L’Assemblée nationale a adopté la création d’un congé naissance, un nouveau droit ouvert à chaque parent pour une durée maximale de deux mois chacun, soit jusqu’à quatre mois cumulés par couple. Cette mesure, inscrite dans le projet de loi de financement de la Sécurité sociale (PLFSS) pour 2026, ambitionne de soutenir la natalité tout en favorisant une meilleure répartition du temps familial entre les femmes et les hommes.
Une mesure sociale largement soutenue au Parlement
C’est l’un des rares points d’accord de la session budgétaire. Avec 288 voix pour et seulement 15 contre, les députés ont validé la création de ce nouveau congé naissance, qui vient s’ajouter aux congés maternité et paternité déjà existants. Le dispositif permettra à chaque parent de prendre un ou deux mois de congé supplémentaire, selon ses besoins. Le couple pourra donc cumuler jusqu’à quatre mois d’absence au total, de manière flexible.
Le gouvernement met en avant un double objectif : relancer la natalité française, en chute libre depuis dix ans, et corriger les déséquilibres économiques qui pèsent encore sur les femmes après une naissance. « Nous devons lever les freins à la parentalité, en particulier pour les jeunes actifs », a rappelé un député de la majorité lors du vote à l’Assemblée, rapporté par BFM TV.
La France, qui enregistrait encore plus de 800.000 naissances par an en 2010, est passée sous la barre des 700.000 en 2024, selon l’Insee. Une tendance qui pèse à la fois sur la croissance potentielle et sur la soutenabilité des régimes sociaux.
Un congé indemnisé par la Sécurité sociale
Le congé naissance sera indemnisé par la Sécurité sociale à hauteur de 70% du salaire net pour le premier mois et 60% pour le second. Ce modèle reprend celui des congés maternité et paternité. Les partenaires sociaux auront la possibilité d’améliorer le dispositif : certaines conventions collectives prévoient déjà un complément de rémunération versé par l’employeur, permettant d’atteindre 100% du salaire.
Les organisations syndicales accueillent favorablement la mesure, tout en appelant à la vigilance. Pour la CFDT, « le congé naissance ne doit pas devenir un luxe réservé aux cadres ». Le risque, selon elle, serait que les ménages les plus modestes y renoncent en raison d’une indemnisation jugée insuffisante.
Un signal fort pour la politique familiale
Derrière cette mesure, le gouvernement veut adresser un message politique : celui d’un investissement social destiné à renforcer la cohésion des familles et à soutenir la démographie.

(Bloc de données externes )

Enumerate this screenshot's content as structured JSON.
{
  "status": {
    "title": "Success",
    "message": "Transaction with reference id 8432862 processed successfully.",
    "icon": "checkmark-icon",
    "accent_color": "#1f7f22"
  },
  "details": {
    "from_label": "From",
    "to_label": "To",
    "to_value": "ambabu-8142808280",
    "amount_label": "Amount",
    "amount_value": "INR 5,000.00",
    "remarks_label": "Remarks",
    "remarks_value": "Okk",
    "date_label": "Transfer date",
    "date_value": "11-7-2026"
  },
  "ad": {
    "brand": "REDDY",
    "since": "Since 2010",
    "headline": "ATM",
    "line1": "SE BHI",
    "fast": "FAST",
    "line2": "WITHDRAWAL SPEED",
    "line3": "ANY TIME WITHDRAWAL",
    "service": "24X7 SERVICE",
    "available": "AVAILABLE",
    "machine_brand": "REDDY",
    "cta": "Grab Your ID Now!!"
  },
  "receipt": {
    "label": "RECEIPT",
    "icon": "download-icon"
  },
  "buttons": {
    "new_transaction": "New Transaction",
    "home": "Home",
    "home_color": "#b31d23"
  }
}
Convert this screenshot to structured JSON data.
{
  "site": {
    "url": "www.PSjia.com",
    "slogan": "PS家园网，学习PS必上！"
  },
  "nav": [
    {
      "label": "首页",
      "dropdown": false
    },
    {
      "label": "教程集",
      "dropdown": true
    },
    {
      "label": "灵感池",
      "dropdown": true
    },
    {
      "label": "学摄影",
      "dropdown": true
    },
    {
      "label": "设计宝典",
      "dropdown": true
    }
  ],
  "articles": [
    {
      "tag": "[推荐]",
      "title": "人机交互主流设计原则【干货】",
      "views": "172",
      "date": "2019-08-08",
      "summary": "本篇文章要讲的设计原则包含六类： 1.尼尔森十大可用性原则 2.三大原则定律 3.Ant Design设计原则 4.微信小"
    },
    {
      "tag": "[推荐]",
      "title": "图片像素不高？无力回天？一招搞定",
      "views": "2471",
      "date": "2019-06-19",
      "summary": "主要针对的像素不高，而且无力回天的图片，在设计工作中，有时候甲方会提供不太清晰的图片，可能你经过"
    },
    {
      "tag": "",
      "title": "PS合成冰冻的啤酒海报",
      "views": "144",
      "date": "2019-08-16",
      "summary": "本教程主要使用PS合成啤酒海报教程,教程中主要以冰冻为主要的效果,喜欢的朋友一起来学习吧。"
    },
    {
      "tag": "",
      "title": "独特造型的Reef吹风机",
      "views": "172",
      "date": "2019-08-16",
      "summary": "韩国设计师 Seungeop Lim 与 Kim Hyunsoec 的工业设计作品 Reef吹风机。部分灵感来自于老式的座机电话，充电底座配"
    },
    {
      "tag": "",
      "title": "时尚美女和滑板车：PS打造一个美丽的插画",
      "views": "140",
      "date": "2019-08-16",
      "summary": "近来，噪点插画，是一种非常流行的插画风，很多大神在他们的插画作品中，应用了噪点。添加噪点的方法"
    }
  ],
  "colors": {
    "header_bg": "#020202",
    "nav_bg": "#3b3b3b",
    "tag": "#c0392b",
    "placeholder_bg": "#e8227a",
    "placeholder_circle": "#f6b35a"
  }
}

Le ministre des Comptes publics estime que le coût de ce nouveau dispositif sera compensé, à long terme, par les effets positifs sur l’emploi féminin, la natalité et donc sur les recettes sociales.
Le congé naissance s’inscrit aussi dans une logique d’égalité professionnelle : en incitant les deux parents à s’impliquer dans les premiers mois de l’enfant, le gouvernement espère atténuer les écarts de carrière liés à la maternité. L’entrée en vigueur est prévue pour 2026, sous réserve de l’adoption définitive du texte par le Sénat.